None of these are known for certain. However, a BMJ review of the evidence (which incidentally uses a wildly unlikely prevalence, which it calls pre-test probability, of 80% for its infographic) for sensitivity and specificity suggested best guesses of 70% for sensitivity and 95% for specificity, though we should note the 70% for sensitivity is optimistic: DIY pharyngeal swabs are not for the faint-hearted. Done in a car, using the rear view mirror as an accessory, may result in significantly lower test sensitivity, perhaps as low as around 32% according to a widely quoted but based on small numbers study. In such a scenario, the number of false negatives exceeds the true positives: more sick people will be given a clean bill of health than correctly identified as true covid-19 patients. An online calculator here provides a convenient way to run various test characteristics and see the results. A similar more visual but less comprehensive calculator can be found here.

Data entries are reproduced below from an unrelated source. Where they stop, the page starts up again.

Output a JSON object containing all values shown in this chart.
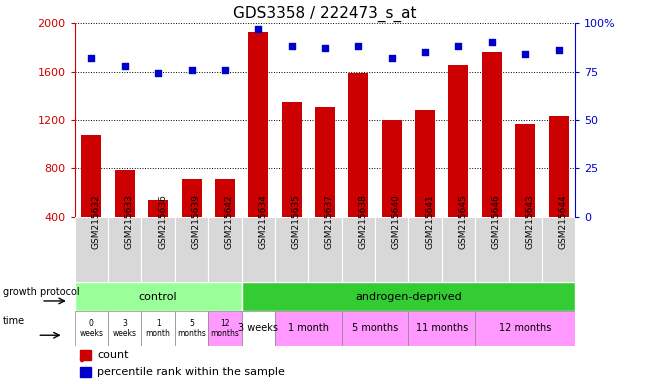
{
  "title": "GDS3358 / 222473_s_at",
  "samples": [
    "GSM215632",
    "GSM215633",
    "GSM215636",
    "GSM215639",
    "GSM215642",
    "GSM215634",
    "GSM215635",
    "GSM215637",
    "GSM215638",
    "GSM215640",
    "GSM215641",
    "GSM215645",
    "GSM215646",
    "GSM215643",
    "GSM215644"
  ],
  "counts": [
    1080,
    790,
    540,
    710,
    710,
    1930,
    1350,
    1310,
    1590,
    1200,
    1280,
    1650,
    1760,
    1170,
    1230
  ],
  "percentiles": [
    82,
    78,
    74,
    76,
    76,
    97,
    88,
    87,
    88,
    82,
    85,
    88,
    90,
    84,
    86
  ],
  "ylim_left": [
    400,
    2000
  ],
  "ylim_right": [
    0,
    100
  ],
  "yticks_left": [
    400,
    800,
    1200,
    1600,
    2000
  ],
  "yticks_right": [
    0,
    25,
    50,
    75,
    100
  ],
  "bar_color": "#cc0000",
  "dot_color": "#0000cc",
  "bg_color": "#ffffff",
  "plot_bg": "#ffffff",
  "xticklabel_bg": "#d8d8d8",
  "control_color": "#99ff99",
  "androgen_color": "#33cc33",
  "time_control_colors": [
    "#ffffff",
    "#ffffff",
    "#ffffff",
    "#ffffff",
    "#ff99ff"
  ],
  "time_androgen_colors": [
    "#ffffff",
    "#ff99ff",
    "#ff99ff",
    "#ff99ff",
    "#ff99ff"
  ],
  "time_control_labels": [
    "0\nweeks",
    "3\nweeks",
    "1\nmonth",
    "5\nmonths",
    "12\nmonths"
  ],
  "time_androgen_labels": [
    "3 weeks",
    "1 month",
    "5 months",
    "11 months",
    "12 months"
  ],
  "control_sample_count": 5,
  "androgen_sample_count": 10,
  "tick_label_color_left": "#cc0000",
  "tick_label_color_right": "#0000cc",
  "title_fontsize": 11,
  "sample_fontsize": 6.5,
  "anno_fontsize": 8,
  "legend_fontsize": 8,
  "andr_groups": [
    [
      5,
      1,
      "3 weeks",
      "#ffffff"
    ],
    [
      6,
      2,
      "1 month",
      "#ff99ff"
    ],
    [
      8,
      2,
      "5 months",
      "#ff99ff"
    ],
    [
      10,
      2,
      "11 months",
      "#ff99ff"
    ],
    [
      12,
      3,
      "12 months",
      "#ff99ff"
    ]
  ]
}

Current covid–19 prevalence in the population of interest, that is people with symptoms, is harder to estimate, but a reasonable starting place is the government’s own published total test/test positive numbers. As of the 5th June, 5,438,712 tests had been carried out, with 284,868 positive results, giving a prevalence of 5.24%, which is not a million miles away from the peak Vò all population prevalence (2.6%) in Italy, though it should be noted that in the highly unusual setting of the Diamond Princess outbreak, the prevalence was around 17%.
There are a couple of other important points to consider. The first is the lack of a true gold standard, or “gold standard” as the BMJ article mostly calls it, for testing the RT-PCR test. The test is in effect validating itself, as amended by “clinical adjudication”, itself a fancy name for “it seems there’s a lot of it about” — hardly a true gold standard. But it is the best we have got for now. The second is that the prevalence estimates using the RT-PCR test are themselves subject to the errors caused by inadequate test characteristics, and so will themselves contains false positives and false negatives. Nonetheless, again, these are the best figures we have.
All of which suggests that the covid-19 test on which the whole government TOWIT plan hangs is indeed more trick that treat, more threadbare than ministerial bluff might suggest. As the weight on the Damoclean sword increases, perhaps we should not be too surprised if we wake up one day soon to find that Hancock’s half hour is over.